The park is beautiful from a distance but environmentalists warn that Kibarani still puts lives at risk, defeating the reason for its reclamation.
The rehabilitation of the dumpsite was undertaken by the Mombasa county government. It was earmarked for a new recreational park. Artificial turf has been laid. But activists and tourism sector players say it is unhealthy and poisonous. The grass is mostly associated with modern stadiums.
Antelope and wildebeest statues made of bronze have also been erected at Kibarani. But of what significance are the animals to residents, yet they don’t identify with them? A dolphin would probably do.
During the beautification programme, Governor Hassan Joho urged residents to complement county efforts to ensure a clean environment. He called for responsible dumping of waste. Residents were happy and could not wait to use the park.
However, environmental activists now question what has become of the park. They want the statues and the turf removed. Indigenous trees and natural grass would be better alternatives, they say. Statues must also have meaning — something that resonates with residents.
Reached for comment, Environment executive Godfrey Nato said he would release a statement soon. He had yet to do so by press time.
Yesterday, Active Environmental Team said the artificial grass will weaken soil stability and fertility.
“Microorganisms will be killed. They will lack oxygen for their survival. These microorganisms need oxygen that is generated by natural vegetation, not artificial ones,” executive director Benson Wemali said.
Kenya Tourism Federation chairman Mohammed Hersi said artificial turf “is not creative for a park”.
“A park is meant to absorb heat, dust and rain. A park is meant to help a city breathe. A park is meant to absorb heat, dust and rain. A park is meant to help a city breathe. If it is a case of supplies, let the contractor do some serious work of natural restoration. Laying an artificial turf is simply being lazy,” Hersi posted on his Facebook page.
“We need to see water features to attract birdlife. When we have good growth of different species, you attract insects. When you attract insects, birds will follow, and if you give them appropriate trees to nest, then that becomes their home.”
He warned the county to forget about a booming tourism sector if it cannot create a healthy environment. People go to parks to enjoy nature and having artificial turf beats the purpose, Hersi said.
He questioned why the county should introduce statues of wild animals not found in the region.
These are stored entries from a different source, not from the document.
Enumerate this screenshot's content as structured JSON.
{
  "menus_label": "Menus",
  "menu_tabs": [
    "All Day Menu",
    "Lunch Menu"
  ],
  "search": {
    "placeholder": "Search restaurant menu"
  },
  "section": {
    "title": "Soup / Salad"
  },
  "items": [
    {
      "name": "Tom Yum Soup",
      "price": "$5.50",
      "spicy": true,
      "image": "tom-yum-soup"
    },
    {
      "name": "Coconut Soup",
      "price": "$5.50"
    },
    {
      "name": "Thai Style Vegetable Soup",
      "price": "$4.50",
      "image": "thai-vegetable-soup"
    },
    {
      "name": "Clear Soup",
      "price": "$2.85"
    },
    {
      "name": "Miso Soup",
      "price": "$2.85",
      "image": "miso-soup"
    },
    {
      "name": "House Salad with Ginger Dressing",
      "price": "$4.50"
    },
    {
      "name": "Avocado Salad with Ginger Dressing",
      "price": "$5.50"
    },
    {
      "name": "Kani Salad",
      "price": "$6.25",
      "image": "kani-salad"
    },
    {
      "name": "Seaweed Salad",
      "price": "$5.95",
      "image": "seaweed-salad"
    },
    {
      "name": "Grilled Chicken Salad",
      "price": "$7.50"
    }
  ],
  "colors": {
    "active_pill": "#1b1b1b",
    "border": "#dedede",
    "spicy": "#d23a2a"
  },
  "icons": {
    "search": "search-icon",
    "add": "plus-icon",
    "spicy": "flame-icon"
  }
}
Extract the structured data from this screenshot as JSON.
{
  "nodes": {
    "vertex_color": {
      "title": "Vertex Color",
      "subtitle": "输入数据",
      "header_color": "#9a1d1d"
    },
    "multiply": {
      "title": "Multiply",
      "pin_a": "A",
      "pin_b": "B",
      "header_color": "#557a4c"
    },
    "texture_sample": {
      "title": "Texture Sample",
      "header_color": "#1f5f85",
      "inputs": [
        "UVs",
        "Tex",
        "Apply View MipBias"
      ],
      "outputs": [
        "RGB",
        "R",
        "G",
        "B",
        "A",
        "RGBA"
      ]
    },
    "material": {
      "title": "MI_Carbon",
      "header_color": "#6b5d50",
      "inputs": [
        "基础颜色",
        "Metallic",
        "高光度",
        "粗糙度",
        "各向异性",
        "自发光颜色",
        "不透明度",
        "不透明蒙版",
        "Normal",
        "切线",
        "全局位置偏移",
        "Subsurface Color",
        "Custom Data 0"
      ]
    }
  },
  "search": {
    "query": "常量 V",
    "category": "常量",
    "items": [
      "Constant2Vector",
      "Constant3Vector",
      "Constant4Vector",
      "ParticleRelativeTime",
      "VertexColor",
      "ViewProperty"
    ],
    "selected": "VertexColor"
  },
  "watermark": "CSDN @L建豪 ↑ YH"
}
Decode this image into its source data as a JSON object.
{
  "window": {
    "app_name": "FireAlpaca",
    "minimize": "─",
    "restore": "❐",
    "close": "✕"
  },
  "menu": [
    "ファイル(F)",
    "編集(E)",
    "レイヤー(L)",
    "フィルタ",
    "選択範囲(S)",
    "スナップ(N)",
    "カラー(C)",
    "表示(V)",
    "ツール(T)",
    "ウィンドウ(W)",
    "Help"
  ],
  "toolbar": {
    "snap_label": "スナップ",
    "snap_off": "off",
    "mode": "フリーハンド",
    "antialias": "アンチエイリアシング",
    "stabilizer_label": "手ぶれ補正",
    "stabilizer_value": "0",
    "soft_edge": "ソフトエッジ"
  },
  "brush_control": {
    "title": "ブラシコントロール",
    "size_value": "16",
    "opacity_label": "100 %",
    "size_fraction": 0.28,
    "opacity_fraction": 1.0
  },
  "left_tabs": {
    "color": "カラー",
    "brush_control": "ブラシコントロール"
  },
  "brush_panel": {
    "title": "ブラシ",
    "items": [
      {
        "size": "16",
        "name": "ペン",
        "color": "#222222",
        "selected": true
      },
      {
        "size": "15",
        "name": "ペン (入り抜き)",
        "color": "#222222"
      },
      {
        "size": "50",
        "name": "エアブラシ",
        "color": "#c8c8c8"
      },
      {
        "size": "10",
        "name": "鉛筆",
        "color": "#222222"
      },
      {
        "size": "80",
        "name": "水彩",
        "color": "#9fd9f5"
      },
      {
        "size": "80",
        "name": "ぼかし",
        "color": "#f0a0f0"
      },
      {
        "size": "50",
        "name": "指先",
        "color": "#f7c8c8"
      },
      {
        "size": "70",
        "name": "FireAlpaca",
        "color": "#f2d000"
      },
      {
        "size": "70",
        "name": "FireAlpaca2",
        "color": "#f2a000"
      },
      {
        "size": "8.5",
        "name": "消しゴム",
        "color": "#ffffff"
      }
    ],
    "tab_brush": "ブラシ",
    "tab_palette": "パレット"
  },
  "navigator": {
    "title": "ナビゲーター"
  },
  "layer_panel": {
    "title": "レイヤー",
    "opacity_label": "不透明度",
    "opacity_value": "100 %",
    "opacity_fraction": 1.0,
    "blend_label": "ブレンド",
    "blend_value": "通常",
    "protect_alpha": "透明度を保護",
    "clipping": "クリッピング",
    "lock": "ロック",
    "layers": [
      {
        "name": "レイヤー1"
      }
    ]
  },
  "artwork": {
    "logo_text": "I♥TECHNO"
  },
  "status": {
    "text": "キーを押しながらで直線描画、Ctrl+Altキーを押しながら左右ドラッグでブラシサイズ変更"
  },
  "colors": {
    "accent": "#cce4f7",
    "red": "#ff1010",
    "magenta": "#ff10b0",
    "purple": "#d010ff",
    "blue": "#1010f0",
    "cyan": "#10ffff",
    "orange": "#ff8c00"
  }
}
“Giving us sculptures of wildebeests in Mombasa is a no-no. Marine life is facing serious dangers. Why not focus on endangered marine life?” he asked.
Medical doctor and environment enthusiast Muinga Chokwe said the artificial grass is poisonous and exposes residents and wildlife to health risks.
The grass accumulates heat, increases carbon dioxide, reduces humidity in the air and causes an imbalance in sun-rays reflections, he said.
“This will cause an urban heat island effect where all the heat will be reflected back to the environment due to insufficient vegetation to absorb it,” Chokwe said.
“Greenhouse gases will increase and be released into the atmosphere. Ultimately, there will be diminishing atmospheric oxygen levels. At this rate, you may need to walk with oxygen cylinders or concentrators to survive.”